Pandas Caching with Pirrtools#

The core feature of pirrtools is pandas DataFrame caching using the feather format.

[ ]:
# Create a sample DataFrame
df = pd.DataFrame({
    'product': ['A', 'B', 'C', 'D', 'E'],
    'sales': [100, 150, 200, 120, 180],
    'region': ['North', 'South', 'East', 'West', 'Central']
})

print("Sample DataFrame:")
df
[ ]:
# Use the pirr accessor for caching
# This will save the DataFrame to cache and allow quick reloading
cache_path = '/tmp/sample_data.feather'
df.pirr.to_cache(cache_path, overwrite=True)
print(f"DataFrame cached to: {cache_path}")

AttrPath - Attribute-based File Navigation#

Navigate the file system using dot notation with intelligent file viewing.

[ ]:
# Navigate to workspace directory
workspace = AttrPath('/workspace')
print(f"Workspace path: {workspace}")
print(f"Is directory: {workspace.is_dir()}")

# List some contents
if hasattr(workspace, 'D'):
    print(f"\nDirectories available: {list(workspace.D.__dict__.keys())[:5]}")
if hasattr(workspace, 'F'):
    print(f"Files available: {list(workspace.F.__dict__.keys())[:5]}")

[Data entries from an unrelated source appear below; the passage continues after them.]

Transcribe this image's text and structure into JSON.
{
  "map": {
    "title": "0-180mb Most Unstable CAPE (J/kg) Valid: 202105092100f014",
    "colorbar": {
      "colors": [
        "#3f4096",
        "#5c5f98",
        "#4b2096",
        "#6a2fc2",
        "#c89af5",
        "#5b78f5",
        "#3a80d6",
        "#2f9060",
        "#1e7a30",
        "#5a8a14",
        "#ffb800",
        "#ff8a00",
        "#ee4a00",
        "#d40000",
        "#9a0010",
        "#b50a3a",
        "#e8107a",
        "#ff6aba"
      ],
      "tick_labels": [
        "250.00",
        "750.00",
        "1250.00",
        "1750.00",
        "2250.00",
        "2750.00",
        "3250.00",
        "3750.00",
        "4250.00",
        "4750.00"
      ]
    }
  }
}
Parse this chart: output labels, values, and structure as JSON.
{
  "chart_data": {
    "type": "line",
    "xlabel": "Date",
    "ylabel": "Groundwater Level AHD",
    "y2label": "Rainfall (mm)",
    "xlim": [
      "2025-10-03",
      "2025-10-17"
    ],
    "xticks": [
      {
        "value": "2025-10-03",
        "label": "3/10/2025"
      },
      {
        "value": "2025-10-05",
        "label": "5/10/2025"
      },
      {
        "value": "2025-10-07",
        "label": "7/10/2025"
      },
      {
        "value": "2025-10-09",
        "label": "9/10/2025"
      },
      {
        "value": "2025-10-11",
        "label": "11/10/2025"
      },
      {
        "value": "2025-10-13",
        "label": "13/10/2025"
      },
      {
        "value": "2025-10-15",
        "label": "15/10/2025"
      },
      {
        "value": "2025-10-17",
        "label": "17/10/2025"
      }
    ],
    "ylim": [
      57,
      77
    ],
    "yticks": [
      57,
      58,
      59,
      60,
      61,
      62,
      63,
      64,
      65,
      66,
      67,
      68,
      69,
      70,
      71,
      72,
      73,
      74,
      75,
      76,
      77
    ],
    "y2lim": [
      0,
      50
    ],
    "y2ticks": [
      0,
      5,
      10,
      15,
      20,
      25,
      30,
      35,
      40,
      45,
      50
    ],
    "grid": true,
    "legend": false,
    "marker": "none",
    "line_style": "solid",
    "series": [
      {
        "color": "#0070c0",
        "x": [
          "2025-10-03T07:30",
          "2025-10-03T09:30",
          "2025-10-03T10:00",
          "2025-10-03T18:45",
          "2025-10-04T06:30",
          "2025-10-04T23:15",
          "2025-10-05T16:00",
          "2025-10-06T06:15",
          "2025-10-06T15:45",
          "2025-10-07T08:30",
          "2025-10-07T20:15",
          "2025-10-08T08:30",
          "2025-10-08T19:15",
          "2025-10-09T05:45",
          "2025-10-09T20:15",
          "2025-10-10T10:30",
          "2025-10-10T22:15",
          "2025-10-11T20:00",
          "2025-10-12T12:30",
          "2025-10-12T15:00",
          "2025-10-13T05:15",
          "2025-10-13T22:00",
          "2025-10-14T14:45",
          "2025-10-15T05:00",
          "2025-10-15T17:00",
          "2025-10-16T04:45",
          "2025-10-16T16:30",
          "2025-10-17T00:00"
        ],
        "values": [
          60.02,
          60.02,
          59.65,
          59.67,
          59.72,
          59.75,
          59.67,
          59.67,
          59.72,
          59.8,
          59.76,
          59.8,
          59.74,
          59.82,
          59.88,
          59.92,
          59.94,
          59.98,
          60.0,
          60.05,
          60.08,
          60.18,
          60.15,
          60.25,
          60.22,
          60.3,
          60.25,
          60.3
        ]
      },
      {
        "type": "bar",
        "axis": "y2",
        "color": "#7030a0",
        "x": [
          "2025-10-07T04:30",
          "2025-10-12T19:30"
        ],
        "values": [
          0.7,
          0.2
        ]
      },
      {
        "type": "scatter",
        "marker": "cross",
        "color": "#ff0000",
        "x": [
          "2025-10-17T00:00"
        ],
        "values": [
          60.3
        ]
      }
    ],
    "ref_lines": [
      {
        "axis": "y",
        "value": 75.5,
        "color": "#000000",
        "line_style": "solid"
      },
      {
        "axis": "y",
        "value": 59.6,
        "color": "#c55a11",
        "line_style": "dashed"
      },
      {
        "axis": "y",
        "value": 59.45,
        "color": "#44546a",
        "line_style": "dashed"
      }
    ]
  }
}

AttrDict - Dictionary with Attribute Access#

Access dictionary values using dot notation.

[ ]:
# Create an AttrDict
config = AttrDict({
    'database': {
        'host': 'localhost',
        'port': 5432,
        'name': 'mydb'
    },
    'debug': True,
    'features': ['caching', 'logging', 'monitoring']
})

print(f"Database host: {config.database.host}")
print(f"Database port: {config.database.port}")
print(f"Debug mode: {config.debug}")
print(f"Available features: {config.features}")